Эта точка зрения проста, логична, естественна в смысле напрашивается сразу же, но неразумна в смысле Генри Луиса Менкена [1]. Во-первых, для таких изменений всякой реальной популяции надо решить главную проблему быстрой адаптации, связанную с дилеммой Холдейна и невыносимым элиминационным грузом. Плюс на обычное тиражирование полезных адаптаций отбором в большинстве случаев такого приспособления просто нет времени, в том числе потому что затягивание процесса неприемлемо увеличивает риск вымирания популяций, у которых не хватает жизнеспособности.

Во-вторых, уже имеющиеся приспособления – и именно те, которые на первый взгляд кажутся годной отправной точкой для развития адаптации к этому изменению среды, могут, напротив, исключить эту адаптацию. Ведь чем более развиты уже существующие приспособления, тем больше особи данного вида в ответ на стресс, связанный с ухудшением условий существования при соответствующем изменении, отступают от «краёв» видовой ниши к центру, пока не исчезнут совсем – тогда как надо, наоборот, «двигаться к краю» и выйти за её пределы.

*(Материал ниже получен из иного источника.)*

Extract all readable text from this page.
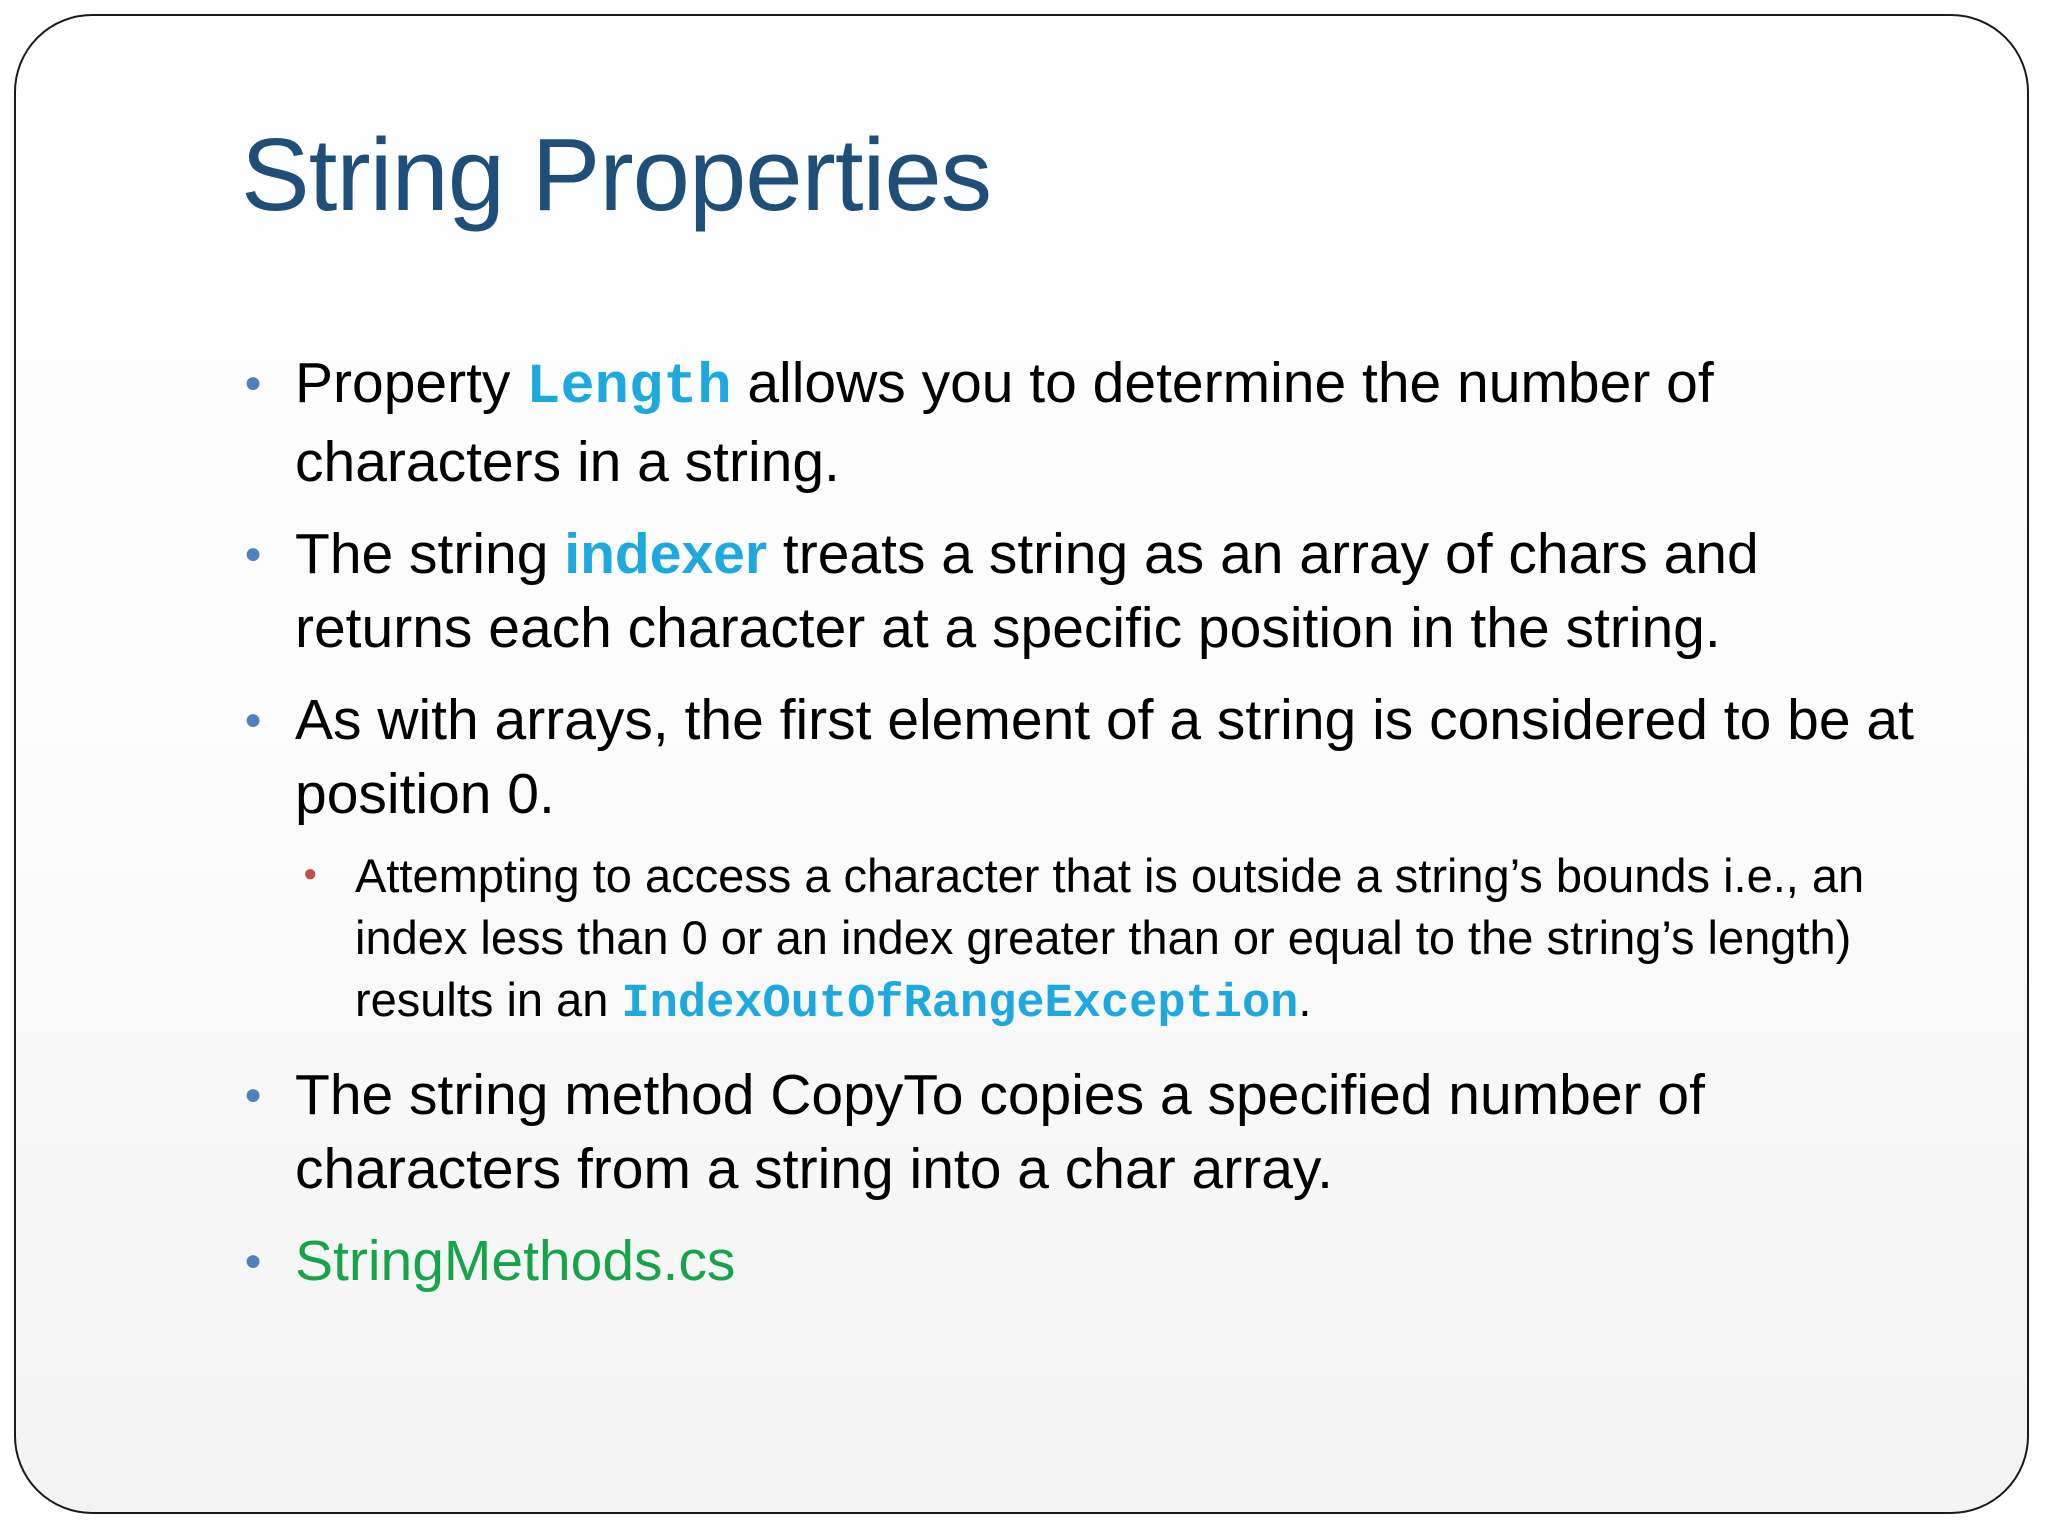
String Properties
● Property Length allows you to determine the number of characters in a string.
● The string indexer treats a string as an array of chars and returns each character at a specific position in the string.
● As with arrays, the first element of a string is considered to be at position 0.
● Attempting to access a character that is outside a string’s bounds i.e., an index less than 0 or an index greater than or equal to the string’s length) results in an IndexOutOfRangeException.
● The string method CopyTo copies a specified number of characters from a string into a char array.
● StringMethods.cs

Нечто вроде этого делают вяхирь и другие  виды, в Центре Нечерноземья (пока) урбофобные, когда в ответ на фрагментацию видовых биотопов растущей агломенрацией всё больше отступают к центру крупнейших городских лесов, пока не исчезают совсем. Напротив, успешная урбанизация тех же видов в других регионах предполагает направленное «движение» — не отдельных особей, всей популяции, «вдруг и сразу» — «вверх» по градиенту фрагментации и трансформации местообитаний в урбанизированном регионе. То же относится ко всем ситуациям, когда эффективное приспособление настоятельно требует освоения новых сред обитания, природных зон, типов местообитаний и пр.

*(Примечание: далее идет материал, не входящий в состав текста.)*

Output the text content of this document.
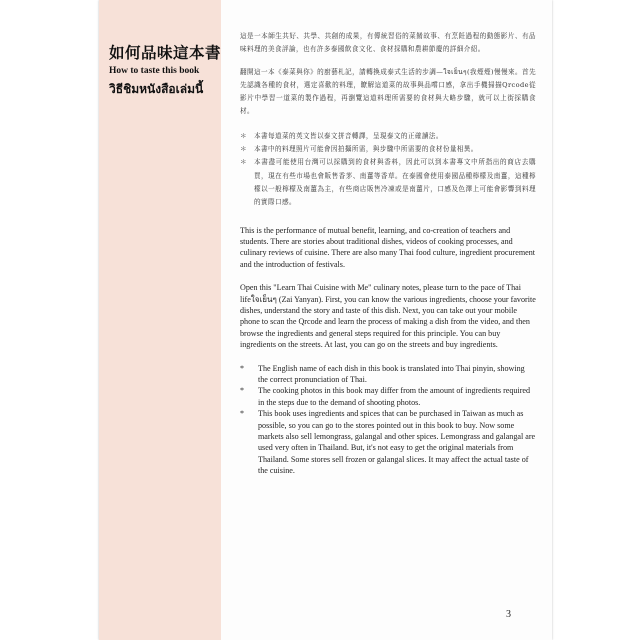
如何品味這本書
How to taste this book
วิธีชิมหนังสือเล่มนี้

這是一本師生共好、共學、共創的成果，有傳統習俗的菜餚故事、有烹飪過程的動態影片、有品味料理的美食評論，也有許多泰國飲食文化、食材採購和農耕節慶的詳細介紹。

翻開這一本《泰菜與你》的廚藝札記，請轉換成泰式生活的步調—ใจเย็นๆ(我煙煙)慢慢來。首先先認識各種的食材，選定喜歡的料理，瞭解這道菜的故事與品嚐口感，拿出手機掃描Qrcode從影片中學習一道菜的製作過程，再瀏覽這道料理所需要的食材與大略步驟，就可以上街採購食材。

＊ 本書每道菜的英文皆以泰文拼音轉譯，呈現泰文的正確讀法。
＊ 本書中的料理照片可能會因拍攝所需，與步驟中所需要的食材份量相異。
＊ 本書盡可能使用台灣可以採購到的食材與香料，因此可以到本書專文中所指出的商店去購買，現在有些市場也會販售香茅、南薑等香草。在泰國會使用泰國品種檸檬及南薑，這種檸檬以一般檸檬及南薑為主，有些商店販售冷凍或是南薑片，口感及色澤上可能會影響到料理的實際口感。

This is the performance of mutual benefit, learning, and co-creation of teachers and students. There are stories about traditional dishes, videos of cooking processes, and culinary reviews of cuisine. There are also many Thai food culture, ingredient procurement and the introduction of festivals.

Open this "Learn Thai Cuisine with Me" culinary notes, please turn to the pace of Thai lifeใจเย็นๆ (Zai Yanyan). First, you can know the various ingredients, choose your favorite dishes, understand the story and taste of this dish. Next, you can take out your mobile phone to scan the Qrcode and learn the process of making a dish from the video, and then browse the ingredients and general steps required for this principle. You can buy ingredients on the streets. At last, you can go on the streets and buy ingredients.

* The English name of each dish in this book is translated into Thai pinyin, showing the correct pronunciation of Thai.
* The cooking photos in this book may differ from the amount of ingredients required in the steps due to the demand of shooting photos.
* This book uses ingredients and spices that can be purchased in Taiwan as much as possible, so you can go to the stores pointed out in this book to buy. Now some markets also sell lemongrass, galangal and other spices. Lemongrass and galangal are used very often in Thailand. But, it's not easy to get the original materials from Thailand. Some stores sell frozen or galangal slices. It may affect the actual taste of the cuisine.
3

Названных недостатков лишена развиваемая автором модель парфорсной эволюции, согласно которой приспособительные изменения организации, «напрягаемой» ухудшением среды обитания и/или сокращением ниши, так что надо выйти в другую, происходят непрямым и контринтуитивным образом. В первую очередь меняются отнюдь не органы, кажущиеся нужными для приспособления к фактору Х. Нет, рост «напряжения жизни», следующее из действия фактора Х, вызывает стресс, а дальше организация приспосабливается именно выносить стресс, нежели меняется под действием фактора, чтобы этот стресс мобилизовал к преодолению наступившего ухудшения, а не губил.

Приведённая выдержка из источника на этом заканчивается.